Personal information
- Born: February 4, 1940 Tuscaloosa, Alabama, U.S.
- Died: April 30, 2012 (aged 72) Huntsville, Alabama, U.S.
- Listed height: 6 ft 0 in (1.83 m)
- Listed weight: 250 lb (113 kg)

Career information
- High school: Northport (AL) Tuscaloosa Co.
- College: Alabama
- NFL draft: 1962 (4th round, 43rd overall pick)
- AFL draft: 1962 (6th round, 46th overall pick)

Career history
- Boston Patriots (1962-1965); Miami Dolphins (1966-1969);

Awards and highlights
- AFL All-Star (1963); Boston Patriots All-1960s Team; National champion (1961); Unanimous All-American (1961); Jacobs Blocking Trophy (1961); First-team All-SEC (1961); Second-team All-SEC (1960);

Career AFL statistics
- Games played: 112
- Games started: 99
- Stats at Pro Football Reference
- College Football Hall of Fame

= Billy Neighbors =

American football player (1940–2012)

William Wesley Neighbors (February 4, 1940 – April 30, 2012) was an American professional football guard who played in the American Football League (AFL) from 1962 to 1969. Born in Tuscaloosa, Alabama, he played college football at the University of Alabama where he was a consensus All-American in 1961 and was selected in sixth round of the 1962 AFL draft.

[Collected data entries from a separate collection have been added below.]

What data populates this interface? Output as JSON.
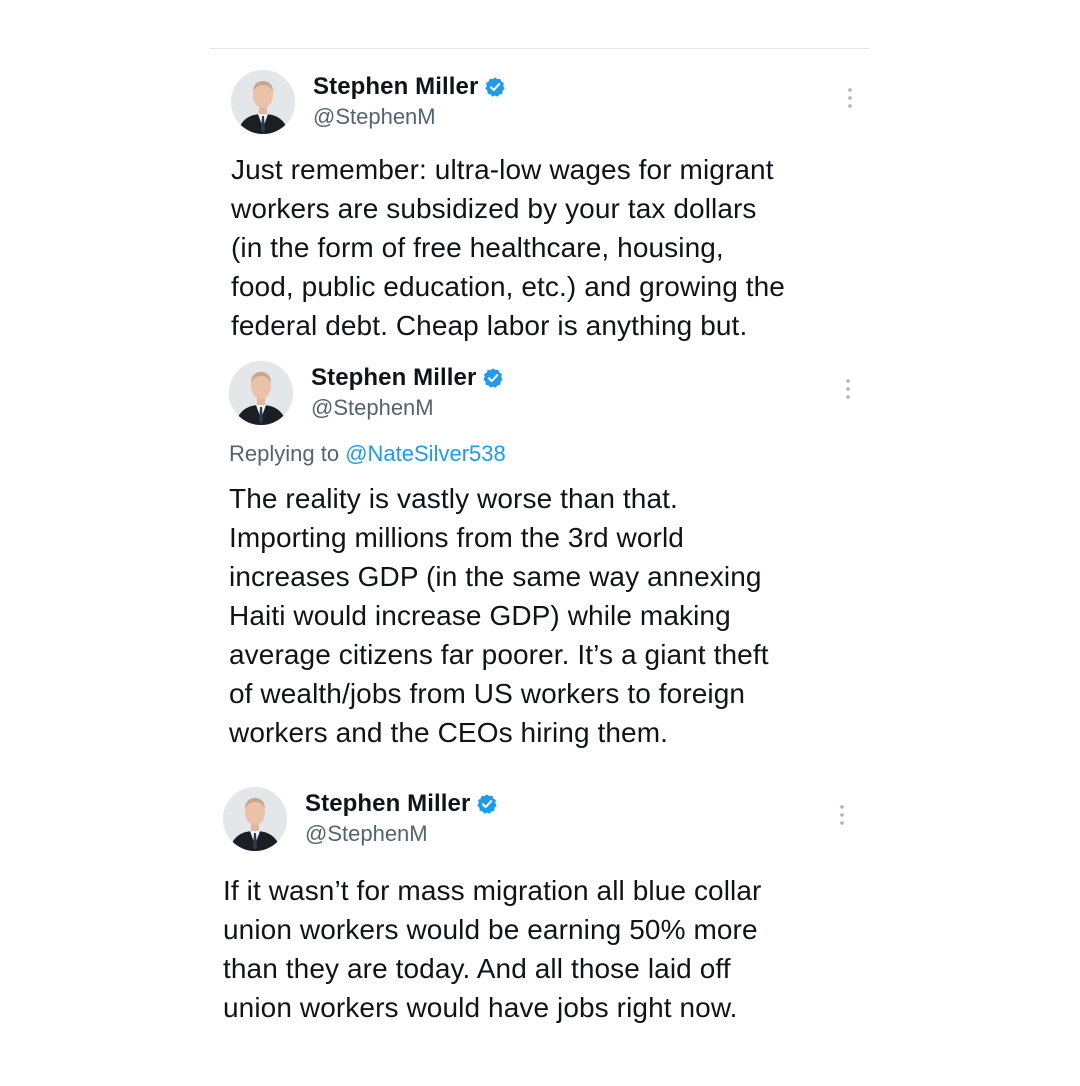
{
  "tweets": [
    {
      "display_name": "Stephen Miller",
      "handle": "@StephenM",
      "verified": true,
      "text": "Just remember: ultra-low wages for migrant\nworkers are subsidized by your tax dollars\n(in the form of free healthcare, housing,\nfood, public education, etc.) and growing the\nfederal debt. Cheap labor is anything but."
    },
    {
      "display_name": "Stephen Miller",
      "handle": "@StephenM",
      "verified": true,
      "replying_prefix": "Replying to",
      "replying_mention": "@NateSilver538",
      "text": "The reality is vastly worse than that.\nImporting millions from the 3rd world\nincreases GDP (in the same way annexing\nHaiti would increase GDP) while making\naverage citizens far poorer. It’s a giant theft\nof wealth/jobs from US workers to foreign\nworkers and the CEOs hiring them."
    },
    {
      "display_name": "Stephen Miller",
      "handle": "@StephenM",
      "verified": true,
      "text": "If it wasn’t for mass migration all blue collar\nunion workers would be earning 50% more\nthan they are today. And all those laid off\nunion workers would have jobs right now."
    }
  ],
  "colors": {
    "verified_badge": "#1d9bf0",
    "mention": "#1d9bf0",
    "secondary_text": "#536471",
    "primary_text": "#0f1419"
  },
  "icons": {
    "verified": "verified-badge-icon",
    "more": "more-vertical-icon",
    "avatar": "avatar"
  }
}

Neighbors was also drafted in the fourth round of the 1962 NFL draft by the Washington Redskins. Neighbors was selected to the Boston Patriots All-1960s (AFL) Team and was inducted to the College Football Hall of Fame in 2003.

His son, Wes Neighbors, was an All-Southeastern Conference center at Alabama from 1984 to 1986. His grandson Wes, is a former player at Alabama and current assistant coach. Neighbors died of a heart attack in 2012.